I stated 'decomposition', not 'composition'. Haskell provides no support for decomposing functions and thus treating them as "data objects subject to analysis". Some monads are subject to decomposition, but each one requires a specialized set of operators and thus decomposition support cannot be centralized to any one library: one would have great difficulty with, say, generalized serialization or persisting these monad structures to run them later on different machines, or providing tools that can analyze a procedure and tell you about its properties. What I proposed in relation to the comment disparaging Haskell (that the procedure itself be a data object - and not just any data object, but a data object subject to analysis) would require that the data object be standard such that it can be analyzed by a common set of tools... which would allow it to be decomposed, recomposed, serialized, persisted, loaded, etc. Beyond a few other significant and relevant differences that derive from having procedures be analyzable data objects (e.g. 'standardized' support for exceptions and STM and concurrency and workflows and implicit context... rather than whatever the programmer dreams up), I do agree that the Ideal Programming Language I described has a great deal in common with what Haskell does right now. If you're abstracting enough that what I said looks precisely the same as Haskell monads, I imagine it will be very difficult to see the relevant differences.

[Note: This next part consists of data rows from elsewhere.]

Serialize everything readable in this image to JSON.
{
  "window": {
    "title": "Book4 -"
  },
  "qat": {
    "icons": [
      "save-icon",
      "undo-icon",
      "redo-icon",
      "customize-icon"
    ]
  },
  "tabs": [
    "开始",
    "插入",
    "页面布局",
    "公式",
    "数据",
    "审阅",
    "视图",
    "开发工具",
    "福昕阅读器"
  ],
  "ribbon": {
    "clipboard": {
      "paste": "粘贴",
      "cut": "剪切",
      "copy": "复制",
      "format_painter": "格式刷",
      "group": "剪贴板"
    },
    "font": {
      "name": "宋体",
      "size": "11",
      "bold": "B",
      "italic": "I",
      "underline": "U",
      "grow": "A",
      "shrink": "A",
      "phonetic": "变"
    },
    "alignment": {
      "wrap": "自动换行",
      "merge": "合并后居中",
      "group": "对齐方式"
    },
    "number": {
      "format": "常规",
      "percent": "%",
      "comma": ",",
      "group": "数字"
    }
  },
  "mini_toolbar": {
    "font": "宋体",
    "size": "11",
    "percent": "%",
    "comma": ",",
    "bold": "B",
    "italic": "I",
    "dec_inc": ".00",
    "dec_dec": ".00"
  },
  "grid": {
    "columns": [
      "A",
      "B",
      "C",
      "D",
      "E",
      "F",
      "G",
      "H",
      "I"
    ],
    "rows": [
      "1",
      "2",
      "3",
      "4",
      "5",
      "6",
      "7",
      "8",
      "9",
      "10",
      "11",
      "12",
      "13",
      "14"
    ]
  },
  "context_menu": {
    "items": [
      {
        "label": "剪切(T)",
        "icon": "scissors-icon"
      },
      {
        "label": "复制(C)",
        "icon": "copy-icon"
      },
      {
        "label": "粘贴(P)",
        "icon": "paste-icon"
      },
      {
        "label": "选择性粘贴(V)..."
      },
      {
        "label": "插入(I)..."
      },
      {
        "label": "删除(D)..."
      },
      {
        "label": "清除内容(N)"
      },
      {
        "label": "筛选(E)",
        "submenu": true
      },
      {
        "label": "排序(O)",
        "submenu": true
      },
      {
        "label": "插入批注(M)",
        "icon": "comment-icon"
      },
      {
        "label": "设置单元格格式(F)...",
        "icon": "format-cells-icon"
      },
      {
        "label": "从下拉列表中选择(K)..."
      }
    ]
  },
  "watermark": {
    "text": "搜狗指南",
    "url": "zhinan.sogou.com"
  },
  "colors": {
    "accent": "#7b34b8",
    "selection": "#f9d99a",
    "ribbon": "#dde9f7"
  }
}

This is the first time I've heard of this definition (parameterless, valueless procedure). The only definition I've ever been exposed to over the years is of a procedure whose purpose is to couple one language's calling conventions to another. For example, in Component Object Model, you use thunks to couple C++ to, e.g., Visual Basic. Or, in Amiga Os, you use what it called stubs to couple C into the ABI model for calling generic library procedures, like so:

XREF myLibraryBase XDEF _someLibraryProcedure _someLibraryProcedure: move.l a6,-(a7) move.l myLibraryBase,a6

move.l 8(a7),d0 move.l 12(a7),d1 move.l 16(a7),a0 move.l 20(a7),a1 jsr _LVOsomeLibraryProcedure(a6) move.l (a7)+,a6 rts


How is this officially implemented in "proper" FP?:

destroyWorld();

Would it be:

brokenWorld = destroy(goodWorld);

?

Yes. Of course, within Haskell Language you could use the special monad syntax to hide the explicit passing of the goodWorld.